Every other sycophancy detector returns one number. We return five — because a model that fails on indirect_action (enabling harmful action) is a different legal exposure than one that fails on emotional_validation (glazing). Separating the dimensions is what makes the output usable in a legal brief. A single score is a press release; five dimensions is an exhibit.

09Built in the 80-day window, shipped before any incumbent moved

Dec 9 letter → Jan 16 deadline → today. We have a live API, a live benchmark, a live DPA, a live 16-safeguard matrix, and a live trust center. The 13 named companies do not have an answer. LangSmith and Humanloop are still treating this as an observability problem. We treated it as a litigation problem from day one, and we are three months ahead of anyone who will eventually realize it.

10Priced by liability window, not by tokens

Audit ($25K · 30 days) = retrospective cover-your-ass. Monitor ($60K/yr) = ongoing cover-your-ass. Defend ($250K · matter-scoped) = active-litigation cover-your-ass. This is how law firms bill and how GCs buy.
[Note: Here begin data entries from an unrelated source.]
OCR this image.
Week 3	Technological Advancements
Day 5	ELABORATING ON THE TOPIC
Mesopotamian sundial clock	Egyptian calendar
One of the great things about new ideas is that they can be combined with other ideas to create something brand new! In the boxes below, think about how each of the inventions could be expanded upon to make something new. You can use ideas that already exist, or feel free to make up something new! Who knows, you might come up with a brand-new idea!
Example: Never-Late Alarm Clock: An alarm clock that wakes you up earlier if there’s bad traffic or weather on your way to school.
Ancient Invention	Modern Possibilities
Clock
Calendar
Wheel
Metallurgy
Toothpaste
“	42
Nobody else in AI infra prices this way because nobody else in AI infra has admitted that the buyer of compliance tools is the person who gets sued.
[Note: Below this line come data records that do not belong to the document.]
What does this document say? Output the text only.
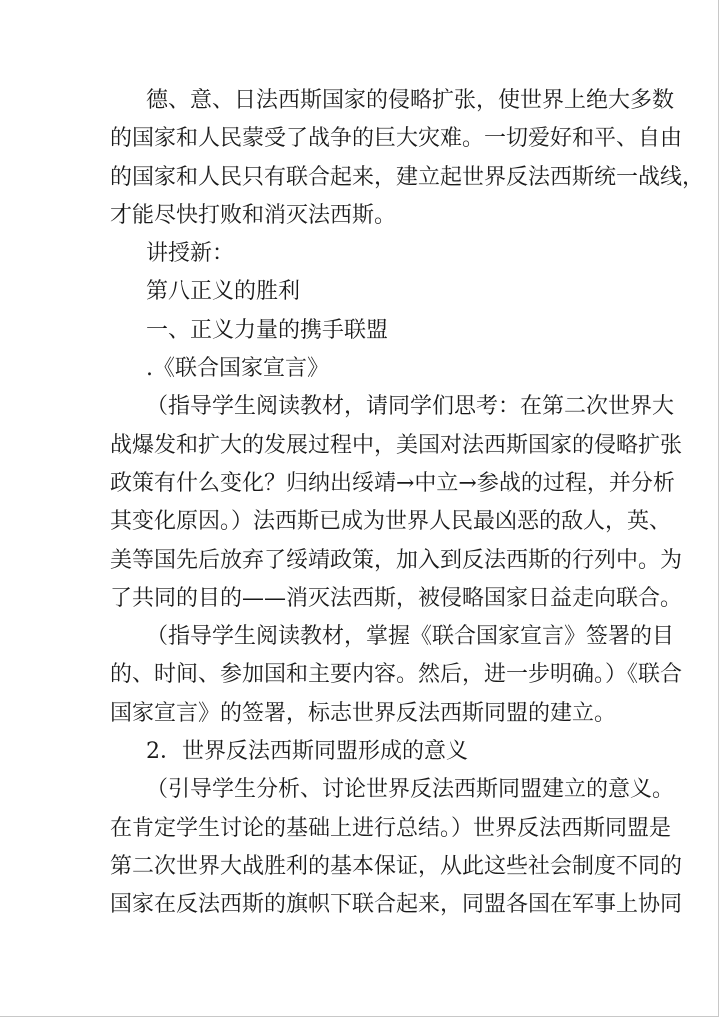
德、意、日法西斯国家的侵略扩张，使世界上绝大多数
的国家和人民蒙受了战争的巨大灾难。一切爱好和平、自由
的国家和人民只有联合起来，建立起世界反法西斯统一战线，
才能尽快打败和消灭法西斯。
讲授新：
第八正义的胜利
一、正义力量的携手联盟
.《联合国家宣言》
（指导学生阅读教材，请同学们思考：在第二次世界大
战爆发和扩大的发展过程中，美国对法西斯国家的侵略扩张
政策有什么变化？归纳出绥靖→中立→参战的过程，并分析
其变化原因。）法西斯已成为世界人民最凶恶的敌人，英、
美等国先后放弃了绥靖政策，加入到反法西斯的行列中。为
了共同的目的——消灭法西斯，被侵略国家日益走向联合。
（指导学生阅读教材，掌握《联合国家宣言》签署的目
的、时间、参加国和主要内容。然后，进一步明确。）《联合
国家宣言》的签署，标志世界反法西斯同盟的建立。
2．世界反法西斯同盟形成的意义
（引导学生分析、讨论世界反法西斯同盟建立的意义。
在肯定学生讨论的基础上进行总结。）世界反法西斯同盟是
第二次世界大战胜利的基本保证，从此这些社会制度不同的
国家在反法西斯的旗帜下联合起来，同盟各国在军事上协同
Why not LangSmith? Why not Credo AI?

An honest read of the adjacent categories. We are not an observability platform. We are not a policy-pack vendor. If you need traces, use LangSmith. If you need an EU AI Act packet, use Credo AI. If you need evidence that a model's sycophancy profile matches what the plaintiff will cite in discovery — that is the only thing we sell.
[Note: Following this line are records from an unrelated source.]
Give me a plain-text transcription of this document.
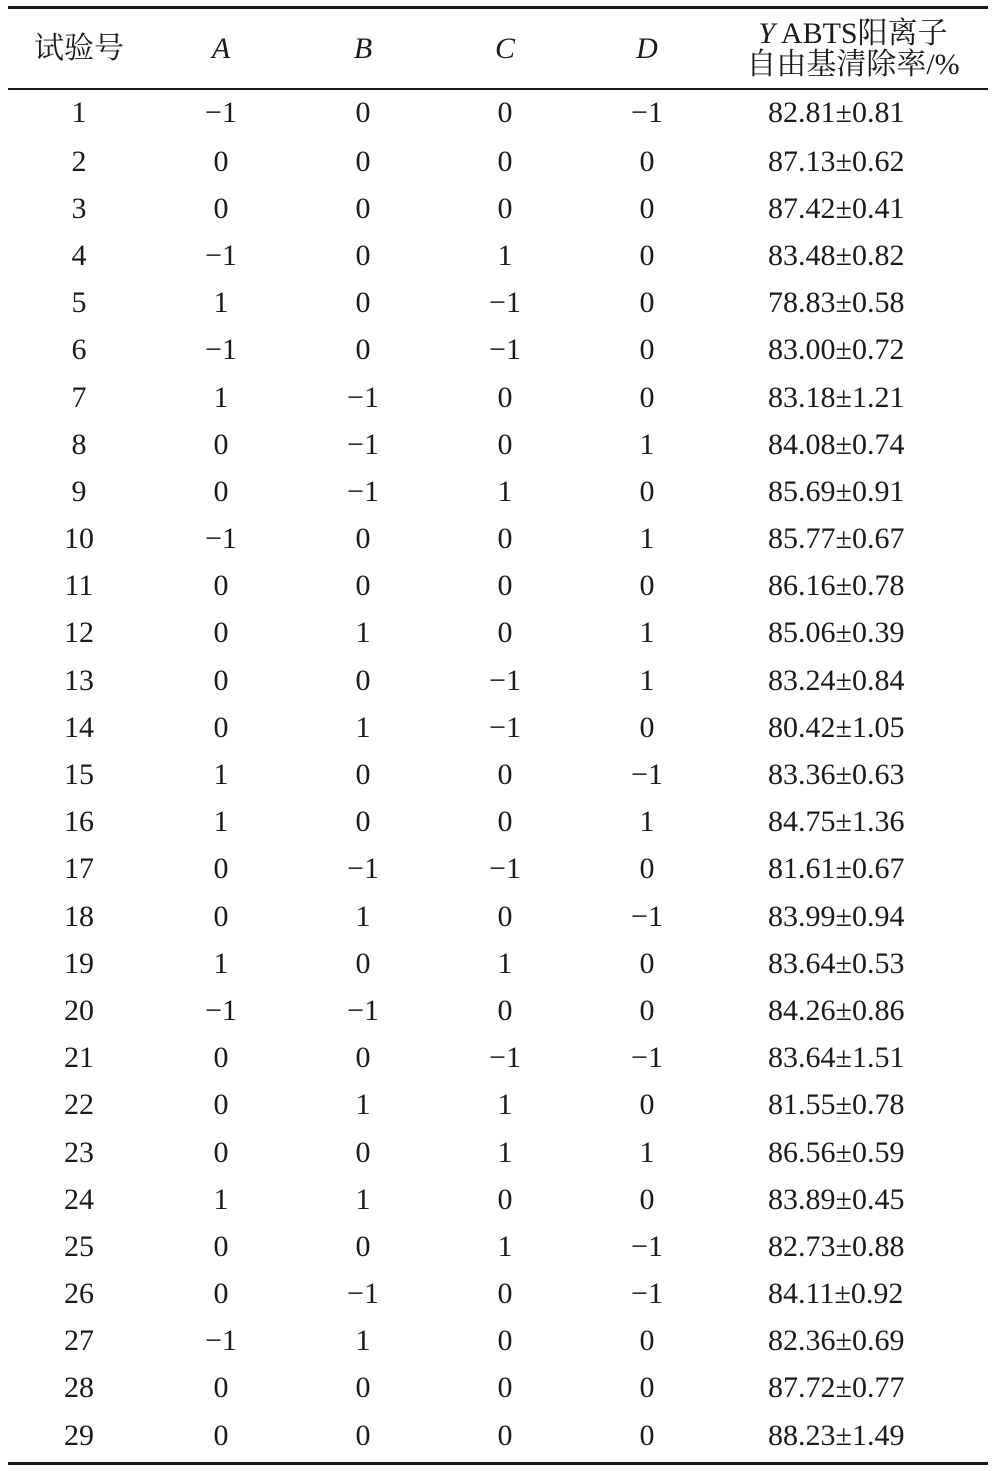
试验号	A	B	C	D	Y ABTS阳离子
自由基清除率/%

1	−1	0	0	−1	82.81±0.81
2	0	0	0	0	87.13±0.62
3	0	0	0	0	87.42±0.41
4	−1	0	1	0	83.48±0.82
5	1	0	−1	0	78.83±0.58
6	−1	0	−1	0	83.00±0.72
7	1	−1	0	0	83.18±1.21
8	0	−1	0	1	84.08±0.74
9	0	−1	1	0	85.69±0.91
10	−1	0	0	1	85.77±0.67
11	0	0	0	0	86.16±0.78
12	0	1	0	1	85.06±0.39
13	0	0	−1	1	83.24±0.84
14	0	1	−1	0	80.42±1.05
15	1	0	0	−1	83.36±0.63
16	1	0	0	1	84.75±1.36
17	0	−1	−1	0	81.61±0.67
18	0	1	0	−1	83.99±0.94
19	1	0	1	0	83.64±0.53
20	−1	−1	0	0	84.26±0.86
21	0	0	−1	−1	83.64±1.51
22	0	1	1	0	81.55±0.78
23	0	0	1	1	86.56±0.59
24	1	1	0	0	83.89±0.45
25	0	0	1	−1	82.73±0.88
26	0	−1	0	−1	84.11±0.92
27	−1	1	0	0	82.36±0.69
28	0	0	0	0	87.72±0.77
29	0	0	0	0	88.23±1.49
Category	Who	Buyer	Sycophancy?	Peer-reviewed?	Evidence-grade log?
LLM observability	LangSmith, Langfuse, Helicone, Braintrust, Humanloop, Arize	DevOps / MLE	No	No (LLM-as-judge)	No (standard logs)
AI governance	Credo AI, Holistic AI, Fiddler AI	CISO / CCO	No	Partial (EU AI Act, NIST, ISO 42001)	No
Sycophancy spec	SYCOPHANCY.md (open spec)	N/A — README	Spec only	No	No
Academic prior art	ELEPHANT (Cheng et al.), AuditableLLM (MDPI)	None — unproductized	Yes (research)	Yes	Paper, not product
Sycoindex	The evidence layer for LLM honesty	General Counsel · E&O carrier	5-dimension API	Cheng et al. arXiv:2505.13995	SHA-256 hash chain

The gap in one sentence

LangSmith and Langfuse will tell you what your model said. Credo AI will tell you which policies you're supposed to have. The Cheng et al. paper will tell you how to measure sycophancy. None of them will hand a General Counsel a sealed, peer-reviewed, tamper-evident PDF with the plaintiff's expert-witness methodology already baked in. That PDF is the only thing we sell.

Scan conducted April 8, 2026 across LangSmith, Langfuse, Helicone, Braintrust, Humanloop, Arize/Phoenix, Credo AI, Holistic AI, Fiddler AI, SYCOPHANCY.md v1.0 (2026-03-13), AuditableLLM (MDPI, 2026), Anthropic's well-being post, and TechCrunch/Fortune/Georgetown Law coverage of the Dec 9, 2025 42-AG letter. Full source list on /compliance.

What we will not build

Negative space is the other half of a vision.

✕
A chat UI. We are an API and an audit log. The /index consumer product is a demo of the measurement — it is not the roadmap.
✕
A general-purpose "AI observability" platform. We score one thing — sycophancy, five dimensions — and we score it against one peer-reviewed paper. We will not add latency dashboards, cost tracking, or prompt version control. Those tools exist. We do not compete with them.
✕
A self-graded benchmark. We will never publish our own benchmark paper. Our methodology is Cheng et al., full stop. If that paper is ever retracted, we rebuild on the replacement — we do not write our own.
✕
A consumer subscription tier. The consumer product is free and will stay free. It is a marketing surface and a data-generation engine. Revenue comes from Audit, Monitor, and Defend — not from $9/mo plans.
✕
Fake customer logos. We will not put logos on the homepage until we have signed, named, quotable customers. "Trusted by" is the first lie a startup tells; we are not starting there.
✕
A "100% coverage" claim on the 16 safeguards. Five are not in scope and will remain marked "not in scope" forever. We do not stretch coverage to win RFPs.

The test. Every new page, feature, tweet, deck slide, and email must be checkable against one question: does this ladder up to the one sentence at the top of this page? If yes, ship it. If no, cut it. The vision is not decoration — it is a filter.